The extreme violence of the century was highly variegated. It was not all a matter of armed men clashing. Of the total deaths attributed to the Second World War, two-thirds were civilians. Sometimes they were the victims of discrimination, as when people were selected for murder on the basis of their race or class. Sometimes they were victims of indiscriminate violence, as when the British and American forces bombed whole cities to rubble. Sometimes they were murdered by foreign invaders, sometimes by their own neighbours. Clearly, then, any explanation for the sheer scale of the carnage needs to go beyond the realm of conventional military analysis.

Ethnicity, economics and empires

Three things seem to me necessary to explain the extreme violence of the 20th century, and in particular why so much of it happened at certain times, notably the early 1940s, and in certain places, specifically Central and Eastern Europe, Manchuria and Korea.
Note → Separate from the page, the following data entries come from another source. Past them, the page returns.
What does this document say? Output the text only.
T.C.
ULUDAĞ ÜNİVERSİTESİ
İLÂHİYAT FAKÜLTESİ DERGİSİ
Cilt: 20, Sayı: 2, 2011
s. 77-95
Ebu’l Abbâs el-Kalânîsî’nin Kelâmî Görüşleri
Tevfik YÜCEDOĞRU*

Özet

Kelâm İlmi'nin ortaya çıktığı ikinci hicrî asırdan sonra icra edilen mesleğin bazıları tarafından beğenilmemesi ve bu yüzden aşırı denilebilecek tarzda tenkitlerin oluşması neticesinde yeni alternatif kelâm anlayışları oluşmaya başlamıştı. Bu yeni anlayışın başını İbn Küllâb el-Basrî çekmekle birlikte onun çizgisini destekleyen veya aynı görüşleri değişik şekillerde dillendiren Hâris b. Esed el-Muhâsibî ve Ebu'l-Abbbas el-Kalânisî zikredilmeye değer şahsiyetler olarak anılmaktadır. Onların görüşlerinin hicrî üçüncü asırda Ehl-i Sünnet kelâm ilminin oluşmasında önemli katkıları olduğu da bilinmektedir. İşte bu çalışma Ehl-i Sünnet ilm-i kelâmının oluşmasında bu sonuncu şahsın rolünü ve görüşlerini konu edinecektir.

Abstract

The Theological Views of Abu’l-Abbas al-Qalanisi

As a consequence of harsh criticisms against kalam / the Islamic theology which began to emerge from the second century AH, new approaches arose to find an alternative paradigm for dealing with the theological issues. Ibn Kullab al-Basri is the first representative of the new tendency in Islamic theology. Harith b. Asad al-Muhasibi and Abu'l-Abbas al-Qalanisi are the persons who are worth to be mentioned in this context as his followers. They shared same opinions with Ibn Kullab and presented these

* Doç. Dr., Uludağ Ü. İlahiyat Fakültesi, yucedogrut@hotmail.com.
These may be summarised as:

By ethnic conflict, I mean major discontinuities in the social relations between certain ethnic groups – specifically, the breakdown of sometimes quite far-advanced processes of assimilation. This was greatly stimulated in the 20th century by the dissemination of the hereditary principle in theories of racial difference (even as that principle was waning in the realm of politics) and by the political fragmentation of ‘borderland’ regions of ethnically mixed settlement.

By economic volatility, I mean the frequency and amplitude of changes in the rate of economic growth, prices, interest rates and employment, with all the associated social stresses and strains.

And by empires in decline, I mean the decomposition of the multinational European empires that had dominated the world at the beginning of the century and the challenge posed to them by the emergence of new empire-states in Turkey, Russia, Japan and Germany. This is also what I have in mind when I identify the ‘descent of the West’ as the most important development of the 20th century. Powerful though the United States was at the end of the Second World War – the apogee of its unspoken empire – it was still much less powerful than the European empires had been 45 years before.